The U.S. Department of Defense (DOD) has issued a policy that officially authorizes the use of open-source software at the department, a move open-source pundits say opens the door to more government use of open-source software.
Open-source software within DOD is accepted as long as it complies with the same DOD policies for commercial and government off-the-shelf software and meets certain security standards, according to a memo outlining the policy written last week by John Stenbit, assistant secretary of defense and DOD chief information officer (CIO).
The policy is significant and sets an important precedent, said Tony Stanco, director of the Center of Open Source & Government and associate director of the Cyber Security Policy & Research Institute at George Washington University in Washington, D.C.
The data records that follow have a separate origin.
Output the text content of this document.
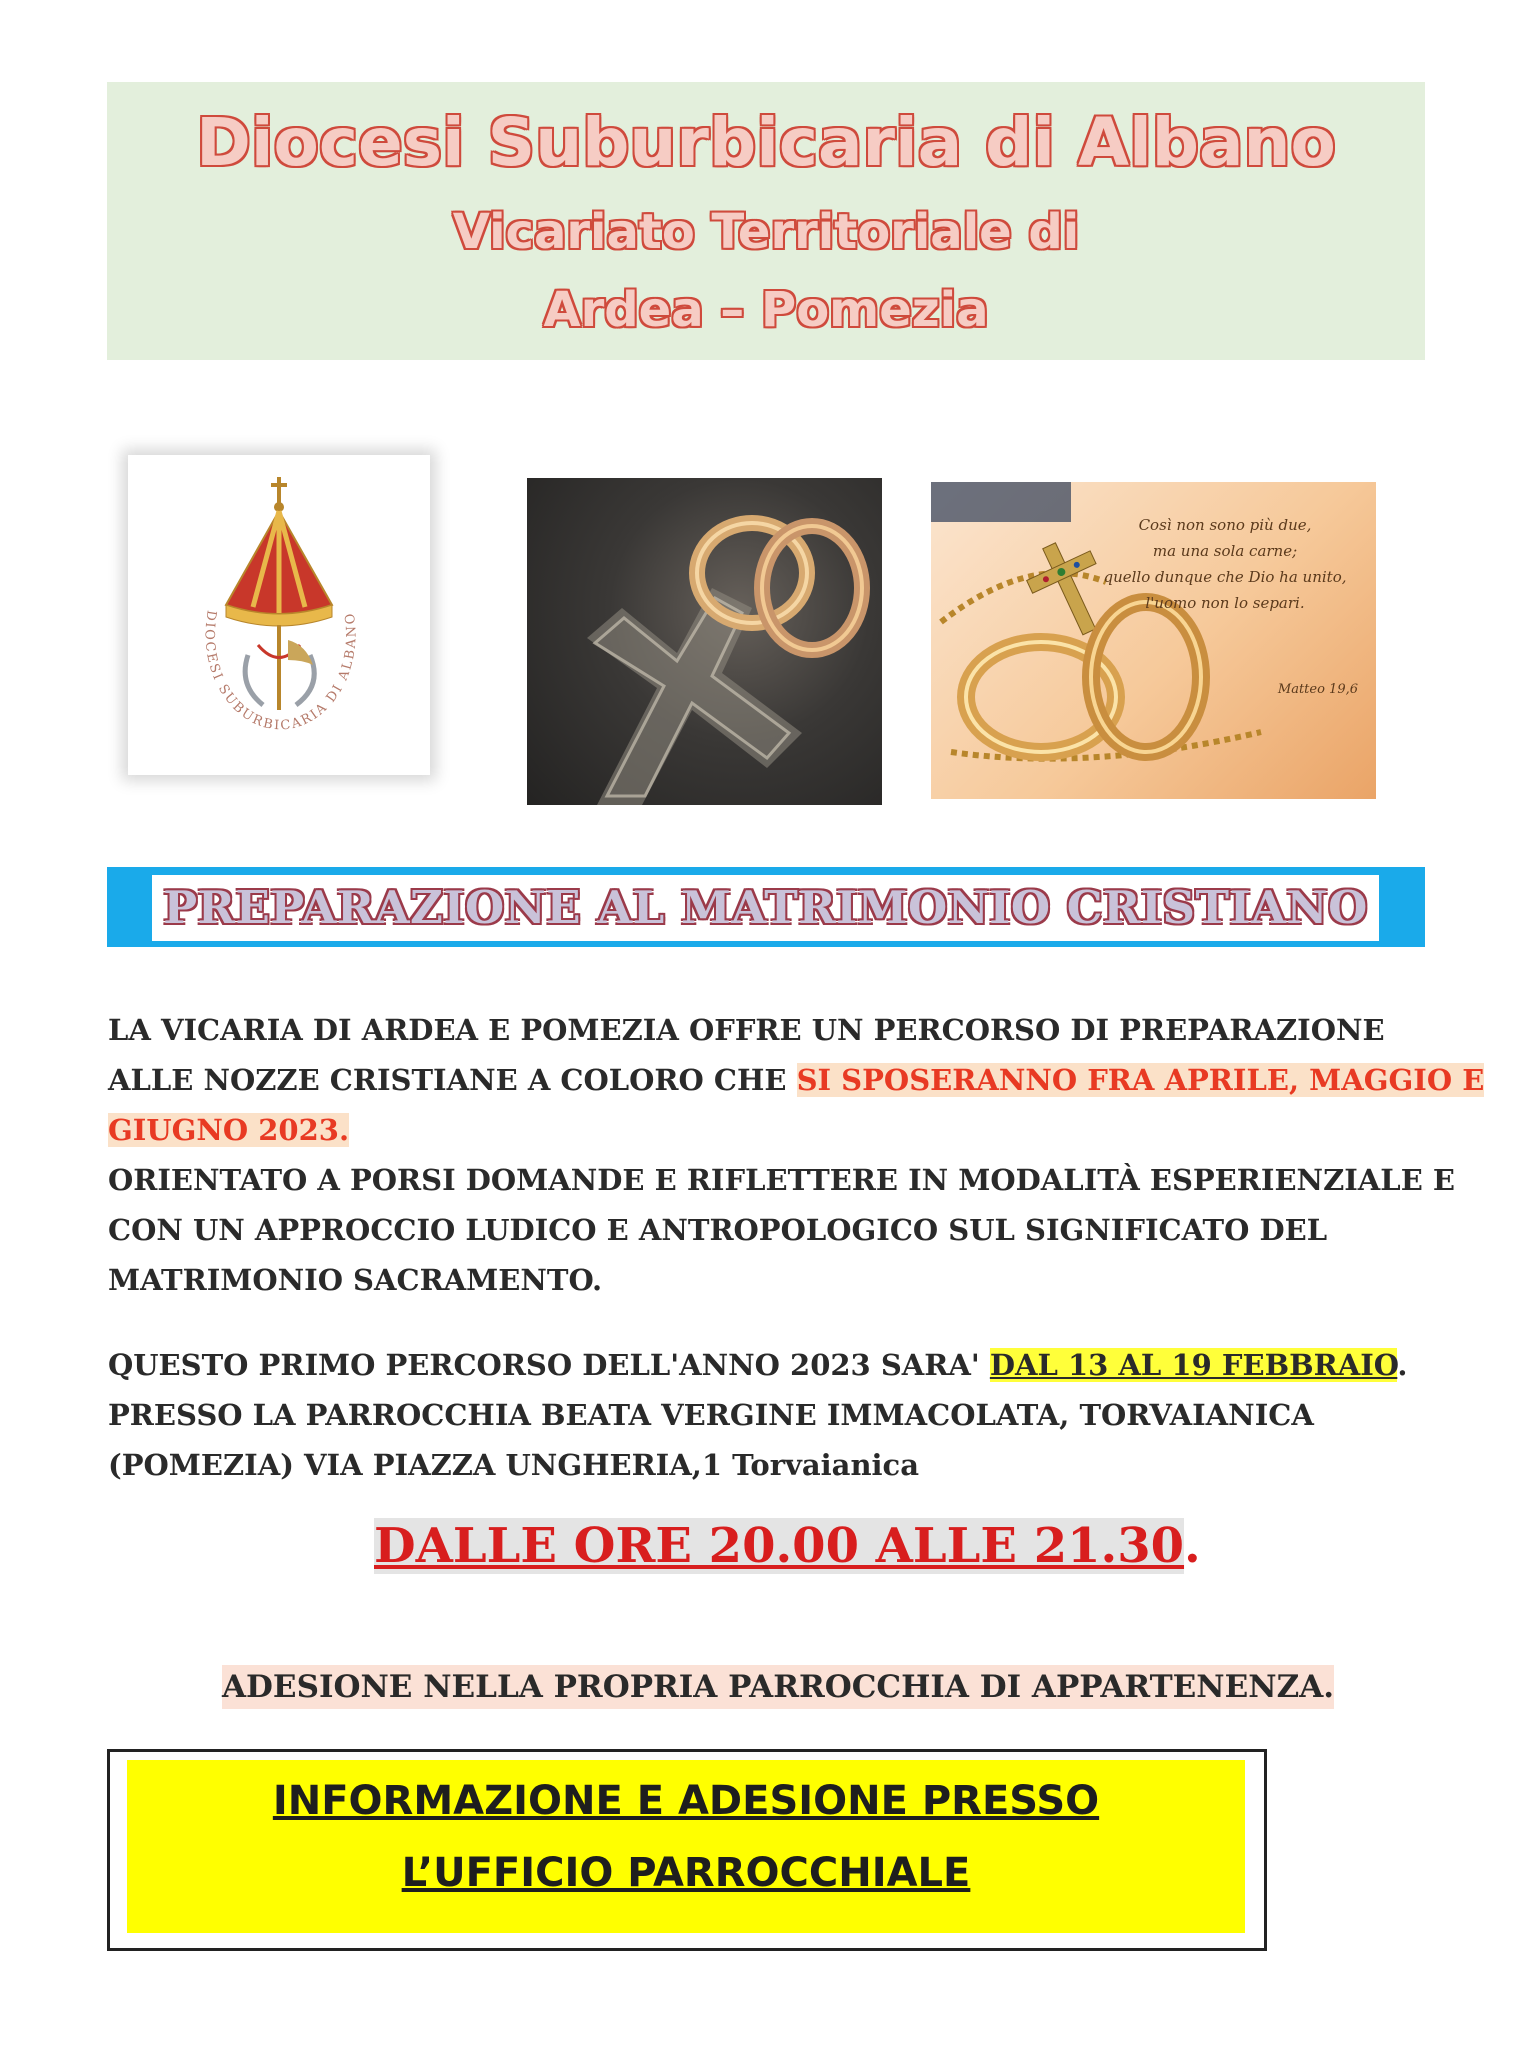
Diocesi Suburbicaria di Albano
Vicariato Territoriale di
Ardea – Pomezia
DIOCESI SUBURBICARIA DI ALBANO
Così non sono più due,
ma una sola carne;
quello dunque che Dio ha unito,
l'uomo non lo separi.
Matteo 19,6
PREPARAZIONE AL MATRIMONIO CRISTIANO
LA VICARIA DI ARDEA E POMEZIA OFFRE UN PERCORSO DI PREPARAZIONE
ALLE NOZZE CRISTIANE A COLORO CHE SI SPOSERANNO FRA APRILE, MAGGIO E
GIUGNO 2023.
ORIENTATO A PORSI DOMANDE E RIFLETTERE IN MODALITÀ ESPERIENZIALE E
CON UN APPROCCIO LUDICO E ANTROPOLOGICO SUL SIGNIFICATO DEL
MATRIMONIO SACRAMENTO.
QUESTO PRIMO PERCORSO DELL'ANNO 2023 SARA' DAL 13 AL 19 FEBBRAIO.
PRESSO LA PARROCCHIA BEATA VERGINE IMMACOLATA, TORVAIANICA
(POMEZIA) VIA PIAZZA UNGHERIA,1 Torvaianica
DALLE ORE 20.00 ALLE 21.30.
ADESIONE NELLA PROPRIA PARROCCHIA DI APPARTENENZA.
INFORMAZIONE E ADESIONE PRESSO
L’UFFICIO PARROCCHIALE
"This is the first time the federal government in the U.S. has given an official policy towards open source," he said. "The policy puts it at a level playing field with proprietary software and that is exactly the way it should be. Open source before wasn't discussed and that makes people wonder if they should use it."
Stanco heralds the DOD policy as a victory for the open-source movement and sees it as a precedent that will lead to a jump in usage of open-source software at DOD and elsewhere at government organizations worldwide.
"Open source has gone legitimate, the U.S. government was being lobbied very hard not to go this way by the software industry," he said. "This policy legitimizes the use of open source right around the world."
Breaking the silence on open source does not mean the DOD is picking favorites, said Lieutenant Colonol Ken McClellan, a Pentagon spokesman.
"This memo sets out an even-handed approach to software acquisition and that is what it has always been (at the DOD)," he said on Friday.
Lack of a policy has not held back adoption of open-source software at the DOD, according to a Mitre Corp. study released early this year. In fact, the DOD to a large degree depends on free and open-source software for infrastructure support, software development, security and research, Mitre found.
One paragraph in the short DOD memorandum is reserved for an explanation of open-source licensing, particularly General Public License (GPL) requirements. Under the GPL, the most prevalent open-source license, users have to make any changes to the source code public when distributing the software. Linux, for example, is licensed under the GPL.
Stenbit in his memo tells those in charge of acquiring software at DOD to comply with all licensing requirements and "strongly" encourages them to consult a lawyer to make sure that the implications of the license are fully understood.
One expert said the GPL should not be a major hurdle for the DOD. Confidential software code should be built on top of open-source code and not be part of the core code, circumventing the public release requirement, said Bruce Perens, an open-source advocate.
"That means that ultra-secret software should probably be a user-mode application and not be part of the kernel. Simple decisions like that need to be made when developing software," he said.
According to Perens, the DOD considered banning GPL software, but decided against doing that because it is already widely used in the DOD. Furthermore, there is a clear benefit for the DOD to have full control over the software, he said.
Microsoft Corp., the world's largest software vendor and based in Redmond, Washington, has faced increased competition from open-source products in markets around the world, especially in emerging countries. Steve Ballmer, Microsoft's chief executive officer, in a memo sent earlier this week called noncommercial software and Linux in particular a "competitive challenge."
"IBM’s endorsement of Linux has added credibility and an illusion of support and accountability, although the reality is there is no 'center of gravity,' or central body, investing in the health and growth of non-commercial software or innovating in critical areas like engineering, manageability, compatibility and security," Ballmer wrote to highlight why he thinks Microsoft's products are superior.
In a statement Thursday, Microsoft said it is "committed to working with the DOD to deliver products that meet its requirements and deliver cost effective, value-based solutions." Microsoft thinks it is "notable" that the DOD's policy says that people need to be aware of the software licenses they use. "Licensing terms are important but sometimes overlooked," according to Microsoft, which itself has been under fire from users over its licensing restrictions and cost.